Known as the second biggest city and the leading trading port in Korea, the bustling city of Busan (Pusan) is home to approximately 4.4 million people (as of 2010) in an area of about 763 square kilometers. Its deep harbors and tranquil tides have had substantial benefits for the country’s economy, making it the fifth biggest container-handling port in the world. Boasting a splendid blend of scenic coastlines, cliffs, hot springs and mountains, Busan’s natural endowments and colorful history have created an increasing reputation as a first class city of tourism and culture. Today, more and more tourists are getting to Busan to experience authentic Korean culture and witness various natural attractions.
Where is Busan? This beautiful city is situated on the southeastern part of the Korean Peninsula, with coordinates at 128° E longitude and 35° N latitude. It shares the same latitude as Kabul, Tokyo, Los Angeles, Algiers and Memphis.
There are several ways of getting to Busan, either by air, by land or by sea. If you wish to travel to Busan via plane, Gimhae International Airport serves both domestic and international flights from various Asian cities, mostly to China and Japan. It also caters to direct flights to/from Manila, Taipei, Bangkok, Vladivostok and Ho Chi Minh City. Gimhae Airport is the principal hub of Air Busan and serves as an air force base.
For domestic flights, the Seoul-Busan route is served by Asiana or Korean Air, which normally takes about 1 ½ hour and often requires reservations, particularly during weekends and holidays. In addition, the Busan-Jejudo route takes nearly one hour from 7am to 8pm. Airport limousine buses links to different city points for a flat rate.
Another way, if you want to know how to get to Busan, is to take the train. Most trains leave back and forth Busan’s downtown station. Between Seoul and Busan, KTX is the fastest service, with trips taking more or less three hours.
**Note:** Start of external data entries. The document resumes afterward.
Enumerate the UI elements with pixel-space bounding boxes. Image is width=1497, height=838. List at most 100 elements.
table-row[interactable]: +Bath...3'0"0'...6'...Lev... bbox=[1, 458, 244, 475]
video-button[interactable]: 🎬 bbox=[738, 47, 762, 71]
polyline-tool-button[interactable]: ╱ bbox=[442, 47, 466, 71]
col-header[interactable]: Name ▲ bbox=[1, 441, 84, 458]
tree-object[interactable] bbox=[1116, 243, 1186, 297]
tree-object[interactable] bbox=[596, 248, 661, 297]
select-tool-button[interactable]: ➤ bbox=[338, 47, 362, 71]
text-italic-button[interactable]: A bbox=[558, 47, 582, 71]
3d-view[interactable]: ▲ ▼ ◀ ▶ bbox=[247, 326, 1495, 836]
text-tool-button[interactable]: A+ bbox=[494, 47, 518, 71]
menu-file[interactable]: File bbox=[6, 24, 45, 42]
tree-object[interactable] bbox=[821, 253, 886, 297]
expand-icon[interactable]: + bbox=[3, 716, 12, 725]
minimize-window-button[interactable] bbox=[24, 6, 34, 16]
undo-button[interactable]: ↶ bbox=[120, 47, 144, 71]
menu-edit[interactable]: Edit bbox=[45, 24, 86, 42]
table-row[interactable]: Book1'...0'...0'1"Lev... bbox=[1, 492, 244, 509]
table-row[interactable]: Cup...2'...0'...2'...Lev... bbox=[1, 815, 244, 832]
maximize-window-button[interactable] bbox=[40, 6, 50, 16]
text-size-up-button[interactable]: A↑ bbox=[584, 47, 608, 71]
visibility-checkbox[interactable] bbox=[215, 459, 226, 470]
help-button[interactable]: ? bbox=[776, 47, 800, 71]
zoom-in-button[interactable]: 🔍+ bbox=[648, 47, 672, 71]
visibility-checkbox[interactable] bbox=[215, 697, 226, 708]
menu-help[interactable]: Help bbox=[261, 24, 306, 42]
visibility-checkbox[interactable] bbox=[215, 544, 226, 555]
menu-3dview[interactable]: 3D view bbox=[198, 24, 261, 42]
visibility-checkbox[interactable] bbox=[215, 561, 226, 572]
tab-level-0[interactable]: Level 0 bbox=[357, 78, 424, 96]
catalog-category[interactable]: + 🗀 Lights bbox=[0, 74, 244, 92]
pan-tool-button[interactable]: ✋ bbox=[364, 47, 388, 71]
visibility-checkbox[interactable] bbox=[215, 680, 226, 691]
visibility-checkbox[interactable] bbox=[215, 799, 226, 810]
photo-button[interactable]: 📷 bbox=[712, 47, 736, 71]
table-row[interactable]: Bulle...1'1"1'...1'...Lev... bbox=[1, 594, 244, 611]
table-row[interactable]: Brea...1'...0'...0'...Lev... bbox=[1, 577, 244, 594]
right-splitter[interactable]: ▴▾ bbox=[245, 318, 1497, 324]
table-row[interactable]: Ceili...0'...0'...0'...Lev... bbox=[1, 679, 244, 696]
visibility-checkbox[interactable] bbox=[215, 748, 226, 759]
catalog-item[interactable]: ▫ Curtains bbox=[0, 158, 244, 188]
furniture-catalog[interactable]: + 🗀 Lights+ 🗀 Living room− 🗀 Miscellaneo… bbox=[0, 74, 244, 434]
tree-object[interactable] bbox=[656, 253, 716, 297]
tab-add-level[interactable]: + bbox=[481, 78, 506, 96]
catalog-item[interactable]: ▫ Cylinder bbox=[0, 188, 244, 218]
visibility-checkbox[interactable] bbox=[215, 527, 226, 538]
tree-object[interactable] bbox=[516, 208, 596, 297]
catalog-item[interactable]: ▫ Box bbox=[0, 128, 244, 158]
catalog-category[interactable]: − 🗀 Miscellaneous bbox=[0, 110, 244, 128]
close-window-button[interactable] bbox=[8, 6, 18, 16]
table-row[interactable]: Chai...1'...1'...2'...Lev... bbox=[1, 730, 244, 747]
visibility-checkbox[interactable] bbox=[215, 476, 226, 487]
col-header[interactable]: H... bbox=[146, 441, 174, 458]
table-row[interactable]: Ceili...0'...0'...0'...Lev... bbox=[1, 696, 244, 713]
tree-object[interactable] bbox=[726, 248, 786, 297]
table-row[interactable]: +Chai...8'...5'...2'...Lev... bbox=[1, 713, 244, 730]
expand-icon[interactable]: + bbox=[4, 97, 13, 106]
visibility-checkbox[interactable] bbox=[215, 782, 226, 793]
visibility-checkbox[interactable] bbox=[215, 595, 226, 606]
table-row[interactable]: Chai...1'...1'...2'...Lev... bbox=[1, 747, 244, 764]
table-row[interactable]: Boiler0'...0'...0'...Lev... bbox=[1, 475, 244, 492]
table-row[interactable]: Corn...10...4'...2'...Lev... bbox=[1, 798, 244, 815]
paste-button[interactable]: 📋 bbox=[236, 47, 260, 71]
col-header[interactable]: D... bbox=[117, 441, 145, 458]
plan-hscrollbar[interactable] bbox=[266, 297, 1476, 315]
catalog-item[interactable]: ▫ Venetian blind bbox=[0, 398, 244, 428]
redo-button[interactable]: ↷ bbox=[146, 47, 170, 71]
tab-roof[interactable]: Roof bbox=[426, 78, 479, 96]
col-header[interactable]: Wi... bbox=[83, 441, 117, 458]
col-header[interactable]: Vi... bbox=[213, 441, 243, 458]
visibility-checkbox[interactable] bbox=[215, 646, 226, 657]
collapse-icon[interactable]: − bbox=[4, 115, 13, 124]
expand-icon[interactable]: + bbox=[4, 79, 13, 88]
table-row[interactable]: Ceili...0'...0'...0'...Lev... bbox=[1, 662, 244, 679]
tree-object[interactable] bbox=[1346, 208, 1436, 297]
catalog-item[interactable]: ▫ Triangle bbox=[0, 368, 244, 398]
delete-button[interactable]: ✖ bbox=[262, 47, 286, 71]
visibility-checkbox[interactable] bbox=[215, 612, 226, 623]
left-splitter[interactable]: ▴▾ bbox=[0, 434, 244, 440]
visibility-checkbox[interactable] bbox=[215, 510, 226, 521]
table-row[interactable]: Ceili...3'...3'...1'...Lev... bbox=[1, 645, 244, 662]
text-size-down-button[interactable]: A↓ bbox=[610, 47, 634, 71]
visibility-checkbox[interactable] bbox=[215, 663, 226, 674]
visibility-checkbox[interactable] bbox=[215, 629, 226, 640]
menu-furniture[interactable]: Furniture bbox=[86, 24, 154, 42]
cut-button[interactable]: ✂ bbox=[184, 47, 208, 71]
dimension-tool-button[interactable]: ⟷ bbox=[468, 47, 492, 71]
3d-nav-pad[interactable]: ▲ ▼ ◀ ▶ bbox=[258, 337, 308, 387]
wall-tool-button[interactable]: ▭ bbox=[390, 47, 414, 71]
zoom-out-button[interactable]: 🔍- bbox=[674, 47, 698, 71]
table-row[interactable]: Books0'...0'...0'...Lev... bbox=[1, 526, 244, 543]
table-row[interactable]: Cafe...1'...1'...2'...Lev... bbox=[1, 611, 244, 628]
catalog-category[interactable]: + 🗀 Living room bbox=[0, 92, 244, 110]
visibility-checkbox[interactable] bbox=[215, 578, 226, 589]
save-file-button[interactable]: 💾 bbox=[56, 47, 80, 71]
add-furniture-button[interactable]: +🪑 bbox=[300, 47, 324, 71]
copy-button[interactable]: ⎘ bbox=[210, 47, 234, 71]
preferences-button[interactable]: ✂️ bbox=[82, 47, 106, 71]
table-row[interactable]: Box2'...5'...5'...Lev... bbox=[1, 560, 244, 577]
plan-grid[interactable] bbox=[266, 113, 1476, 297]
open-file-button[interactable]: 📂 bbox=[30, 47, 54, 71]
Executive class is pricier, although the seats have ample space. For travelers wanting to save a few bucks, you can catch a Saemaul service, which normally takes 4 ½-hour ride from Seoul to Busan. The cheapest yet slowest train service is Mugunghwa service, which takes 5 ½ hours from Seoul.
For those residing in Daegu, Daejeon, Masan, Gyeongju and other nearby regions, taking express bus is the most ideal and cost-effective option. Nearly all counties and cities in South Korea offer express bus service to Busan. Today, two major bus stations are available in getting to Busan namely Dongbu Intercity Bus Terminal for north and east points and Seobu Intercity Bus Terminal for west points.
Busan’s status as a main port allows many tourists to travel to the city by sea. Getting to Busan via ferry is also convenient, particularly for tourists from Japan, China and Russia, due to their close geographical distance. A 24-hour ferry trip is possible between Korea and Japan with ferry routes in Osaka, Hiroshima, Fukuoka and Shimonoseki.